Improving commodity prices make the miner Kenmare Resources a risky buy (320p). Softcat is one of the UK’s biggest IT infrastructure firms and there is more growth to come (391.5p). Recruiters have had a torrid time since the referendum, but Empresaria’s international profile has helped it to buck the trend (124p).
The scandal over extremist content on YouTube should help traditional advertising groups such as ITV (209p) and WPP (1,678p). Oil explorer Caspian Sunrise sounds like a “garishly coloured cocktail”, but could be an exciting pick (9.5p). Vietnam Opportunity Fund offers adventurous investors exposure to a cheap Asian market (282p). Years of careful investment at semiconductor specialist IQE should pay off (59.25p). Nutrition specialist Science in Sport is growing its online operation and expanding into new markets (85p).
Sofa seller DFS is cheap and should weather any consumer slowdown (250p).
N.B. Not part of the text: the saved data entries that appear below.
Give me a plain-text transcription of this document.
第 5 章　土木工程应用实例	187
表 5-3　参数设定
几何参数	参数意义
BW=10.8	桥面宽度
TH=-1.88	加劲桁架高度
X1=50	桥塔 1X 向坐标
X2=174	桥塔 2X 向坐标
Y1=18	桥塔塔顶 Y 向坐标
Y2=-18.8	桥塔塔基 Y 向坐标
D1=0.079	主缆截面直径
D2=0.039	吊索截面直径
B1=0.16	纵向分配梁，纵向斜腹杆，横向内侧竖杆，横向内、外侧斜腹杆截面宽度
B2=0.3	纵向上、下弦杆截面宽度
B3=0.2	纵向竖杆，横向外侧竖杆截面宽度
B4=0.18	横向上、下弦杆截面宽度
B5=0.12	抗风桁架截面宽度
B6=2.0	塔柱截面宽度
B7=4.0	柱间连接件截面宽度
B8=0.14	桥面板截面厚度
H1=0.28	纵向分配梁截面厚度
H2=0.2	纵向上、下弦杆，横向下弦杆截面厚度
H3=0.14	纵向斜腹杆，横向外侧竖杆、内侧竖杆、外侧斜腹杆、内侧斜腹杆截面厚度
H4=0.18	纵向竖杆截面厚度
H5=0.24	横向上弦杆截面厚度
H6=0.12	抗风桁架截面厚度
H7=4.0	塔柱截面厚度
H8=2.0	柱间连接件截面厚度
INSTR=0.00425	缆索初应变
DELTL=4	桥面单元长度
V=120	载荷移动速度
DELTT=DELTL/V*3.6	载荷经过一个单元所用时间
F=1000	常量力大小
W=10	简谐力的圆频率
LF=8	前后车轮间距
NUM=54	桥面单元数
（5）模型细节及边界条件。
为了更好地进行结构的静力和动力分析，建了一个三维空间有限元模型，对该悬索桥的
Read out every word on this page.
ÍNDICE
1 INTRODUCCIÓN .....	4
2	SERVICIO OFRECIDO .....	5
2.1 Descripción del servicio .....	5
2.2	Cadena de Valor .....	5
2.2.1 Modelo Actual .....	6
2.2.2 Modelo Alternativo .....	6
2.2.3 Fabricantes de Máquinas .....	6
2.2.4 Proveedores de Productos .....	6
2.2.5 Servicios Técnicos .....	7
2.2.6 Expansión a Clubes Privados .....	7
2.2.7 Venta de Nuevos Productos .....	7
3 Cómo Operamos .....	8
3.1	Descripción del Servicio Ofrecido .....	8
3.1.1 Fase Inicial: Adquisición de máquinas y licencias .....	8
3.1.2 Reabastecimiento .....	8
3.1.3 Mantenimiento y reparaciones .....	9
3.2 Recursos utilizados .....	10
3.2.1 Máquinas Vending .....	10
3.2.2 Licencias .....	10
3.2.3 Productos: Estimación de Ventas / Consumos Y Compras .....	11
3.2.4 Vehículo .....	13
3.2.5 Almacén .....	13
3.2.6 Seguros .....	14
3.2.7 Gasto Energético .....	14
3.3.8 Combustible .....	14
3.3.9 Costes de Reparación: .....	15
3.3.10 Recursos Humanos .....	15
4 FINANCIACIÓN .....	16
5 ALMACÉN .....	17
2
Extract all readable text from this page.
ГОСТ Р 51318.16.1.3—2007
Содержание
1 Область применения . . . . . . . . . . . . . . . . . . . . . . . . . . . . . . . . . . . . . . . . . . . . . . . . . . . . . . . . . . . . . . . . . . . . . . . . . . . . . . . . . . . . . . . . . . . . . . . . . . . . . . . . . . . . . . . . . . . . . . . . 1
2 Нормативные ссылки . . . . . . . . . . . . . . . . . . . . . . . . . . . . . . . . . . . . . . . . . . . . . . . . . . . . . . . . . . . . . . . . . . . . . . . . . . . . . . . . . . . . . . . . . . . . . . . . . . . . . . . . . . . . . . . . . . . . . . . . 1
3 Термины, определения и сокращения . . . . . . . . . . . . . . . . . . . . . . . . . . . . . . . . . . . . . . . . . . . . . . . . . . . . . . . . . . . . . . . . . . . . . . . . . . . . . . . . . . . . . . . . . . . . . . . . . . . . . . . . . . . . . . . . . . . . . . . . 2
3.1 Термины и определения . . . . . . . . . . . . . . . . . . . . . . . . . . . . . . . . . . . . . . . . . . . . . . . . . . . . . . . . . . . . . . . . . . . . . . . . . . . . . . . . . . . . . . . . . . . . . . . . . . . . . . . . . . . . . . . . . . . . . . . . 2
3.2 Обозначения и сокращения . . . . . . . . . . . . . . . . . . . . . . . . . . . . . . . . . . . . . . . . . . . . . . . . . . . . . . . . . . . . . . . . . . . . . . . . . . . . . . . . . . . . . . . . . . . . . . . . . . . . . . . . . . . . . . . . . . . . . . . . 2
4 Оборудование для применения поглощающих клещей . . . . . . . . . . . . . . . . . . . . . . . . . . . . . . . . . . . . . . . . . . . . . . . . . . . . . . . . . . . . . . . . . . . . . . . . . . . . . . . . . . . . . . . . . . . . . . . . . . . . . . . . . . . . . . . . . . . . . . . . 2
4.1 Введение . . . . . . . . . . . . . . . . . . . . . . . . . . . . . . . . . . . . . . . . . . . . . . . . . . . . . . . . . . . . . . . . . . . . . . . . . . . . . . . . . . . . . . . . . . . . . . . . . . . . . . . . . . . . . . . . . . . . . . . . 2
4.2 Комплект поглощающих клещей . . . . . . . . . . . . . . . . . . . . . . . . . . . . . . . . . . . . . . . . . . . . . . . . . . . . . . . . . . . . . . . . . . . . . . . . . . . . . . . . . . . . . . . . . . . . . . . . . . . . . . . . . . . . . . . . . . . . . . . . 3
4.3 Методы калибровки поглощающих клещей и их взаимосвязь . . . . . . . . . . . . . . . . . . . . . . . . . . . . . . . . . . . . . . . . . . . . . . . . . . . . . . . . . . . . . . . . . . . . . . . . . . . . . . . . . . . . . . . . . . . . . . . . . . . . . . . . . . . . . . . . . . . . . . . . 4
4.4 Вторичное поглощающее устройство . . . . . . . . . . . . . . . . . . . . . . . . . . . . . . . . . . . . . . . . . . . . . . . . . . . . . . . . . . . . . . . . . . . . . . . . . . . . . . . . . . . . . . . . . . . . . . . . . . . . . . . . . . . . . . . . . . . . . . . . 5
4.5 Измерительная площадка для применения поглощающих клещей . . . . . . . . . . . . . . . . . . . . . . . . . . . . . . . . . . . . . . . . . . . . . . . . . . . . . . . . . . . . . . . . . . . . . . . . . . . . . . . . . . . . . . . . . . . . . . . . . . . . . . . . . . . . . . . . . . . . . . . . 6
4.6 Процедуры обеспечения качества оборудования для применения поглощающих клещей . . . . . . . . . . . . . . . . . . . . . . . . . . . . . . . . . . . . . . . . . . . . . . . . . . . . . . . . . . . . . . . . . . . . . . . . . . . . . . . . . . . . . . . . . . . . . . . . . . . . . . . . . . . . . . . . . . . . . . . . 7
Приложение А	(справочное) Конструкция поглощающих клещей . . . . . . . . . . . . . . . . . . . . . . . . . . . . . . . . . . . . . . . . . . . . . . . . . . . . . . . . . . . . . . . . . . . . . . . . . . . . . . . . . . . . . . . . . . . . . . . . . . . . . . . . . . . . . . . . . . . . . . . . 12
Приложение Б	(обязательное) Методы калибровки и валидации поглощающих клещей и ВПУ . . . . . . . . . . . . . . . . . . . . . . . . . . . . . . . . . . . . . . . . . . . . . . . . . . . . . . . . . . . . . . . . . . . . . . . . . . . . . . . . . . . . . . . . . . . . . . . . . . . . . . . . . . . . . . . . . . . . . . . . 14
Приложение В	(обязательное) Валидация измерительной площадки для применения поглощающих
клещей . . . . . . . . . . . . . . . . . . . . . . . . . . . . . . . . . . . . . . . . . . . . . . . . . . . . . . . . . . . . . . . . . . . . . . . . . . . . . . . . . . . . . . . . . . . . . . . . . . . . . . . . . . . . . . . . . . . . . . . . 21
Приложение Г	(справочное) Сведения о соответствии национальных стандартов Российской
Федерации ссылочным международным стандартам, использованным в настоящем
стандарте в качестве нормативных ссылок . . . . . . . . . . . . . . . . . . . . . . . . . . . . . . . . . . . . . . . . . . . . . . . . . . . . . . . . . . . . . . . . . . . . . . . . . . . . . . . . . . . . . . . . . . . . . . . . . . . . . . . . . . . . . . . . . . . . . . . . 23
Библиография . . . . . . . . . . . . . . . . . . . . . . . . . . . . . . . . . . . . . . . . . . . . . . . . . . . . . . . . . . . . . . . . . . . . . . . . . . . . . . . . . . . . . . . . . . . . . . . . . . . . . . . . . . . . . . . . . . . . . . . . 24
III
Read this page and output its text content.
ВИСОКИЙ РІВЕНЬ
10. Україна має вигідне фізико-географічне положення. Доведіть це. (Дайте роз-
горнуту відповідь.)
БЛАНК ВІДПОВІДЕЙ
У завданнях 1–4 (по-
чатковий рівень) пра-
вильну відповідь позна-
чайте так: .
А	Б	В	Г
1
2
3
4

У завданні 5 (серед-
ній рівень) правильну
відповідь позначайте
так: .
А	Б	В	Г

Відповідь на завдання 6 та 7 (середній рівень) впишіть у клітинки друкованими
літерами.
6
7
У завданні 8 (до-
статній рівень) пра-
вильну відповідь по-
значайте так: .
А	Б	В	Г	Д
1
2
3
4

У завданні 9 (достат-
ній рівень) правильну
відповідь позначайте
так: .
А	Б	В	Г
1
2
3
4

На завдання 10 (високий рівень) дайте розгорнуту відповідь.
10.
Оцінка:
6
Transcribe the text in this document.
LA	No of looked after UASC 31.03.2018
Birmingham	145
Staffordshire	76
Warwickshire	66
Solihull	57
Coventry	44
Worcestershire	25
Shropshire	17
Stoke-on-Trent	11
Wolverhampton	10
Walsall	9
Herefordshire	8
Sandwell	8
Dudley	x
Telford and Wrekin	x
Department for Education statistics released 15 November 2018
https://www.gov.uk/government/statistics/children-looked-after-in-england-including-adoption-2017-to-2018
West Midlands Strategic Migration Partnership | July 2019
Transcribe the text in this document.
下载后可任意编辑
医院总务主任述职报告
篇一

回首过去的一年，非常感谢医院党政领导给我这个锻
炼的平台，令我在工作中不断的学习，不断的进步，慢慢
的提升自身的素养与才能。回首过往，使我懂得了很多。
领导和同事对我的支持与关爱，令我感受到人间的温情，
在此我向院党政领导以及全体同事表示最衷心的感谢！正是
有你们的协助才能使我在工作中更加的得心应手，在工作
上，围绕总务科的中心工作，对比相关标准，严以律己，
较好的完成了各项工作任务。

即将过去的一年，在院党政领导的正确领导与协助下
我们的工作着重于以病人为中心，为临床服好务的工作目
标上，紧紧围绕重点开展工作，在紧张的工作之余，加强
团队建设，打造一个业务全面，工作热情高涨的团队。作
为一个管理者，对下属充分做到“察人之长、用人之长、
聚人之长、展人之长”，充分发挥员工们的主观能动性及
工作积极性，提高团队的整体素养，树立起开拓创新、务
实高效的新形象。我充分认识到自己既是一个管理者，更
Infrastructure fund INPP offers income and growth (156.25p). Alliance Pharma has a strong pipeline (47.25p). Aerospace group Cobham has been through two rights issues in a year, but the balance sheet is now fixed (128.75p).
A German view
Dutch giant Philips, one of the Netherlands’ most famous companies, used to be a jack of all trades but a master of none. Its products ranged from video recorders and X-ray machines to light bulbs and telephones. However, the 126-year-old multinational is sharpening its focus. It has hived off the entertainment and lighting businesses to concentrate on health care, aiming to cover everything from healthy eating to diagnostic tests and appliances. The strategy is starting to pay off, as Wirtschaftswoche points out. Some 60% of sales now stem from products in which the group is first or second in the world. The demographic outlook and the scope for further digitalisation in health care bode well. The firm expects margins to climb and sales to rise by 4%-6% a year over the next three years. The stock yields 2.7%.
Aim-listed healthcare firm OptiBiotix has spun off its skincare division, SkinBioTherapeutics, in an initial public offering that raised £4.5m this week. SkinBioTherapeutics develops methods of using the skin’s microbiome – the bacteria and micro-organisms that live on the skin – to treat problems such as eczema, sensitive skin, and infections caused by bacteria such as Staphylococcus aureus in surgery and other medical procedures. The proceeds of the IPO will be used to fund the development of SkinBioTherapeutics’ technology. The firm intends to take potential treatments through proof-of-concept trials and then to seek partners for further development. It hopes to have its first treatment ready for commercial use next year.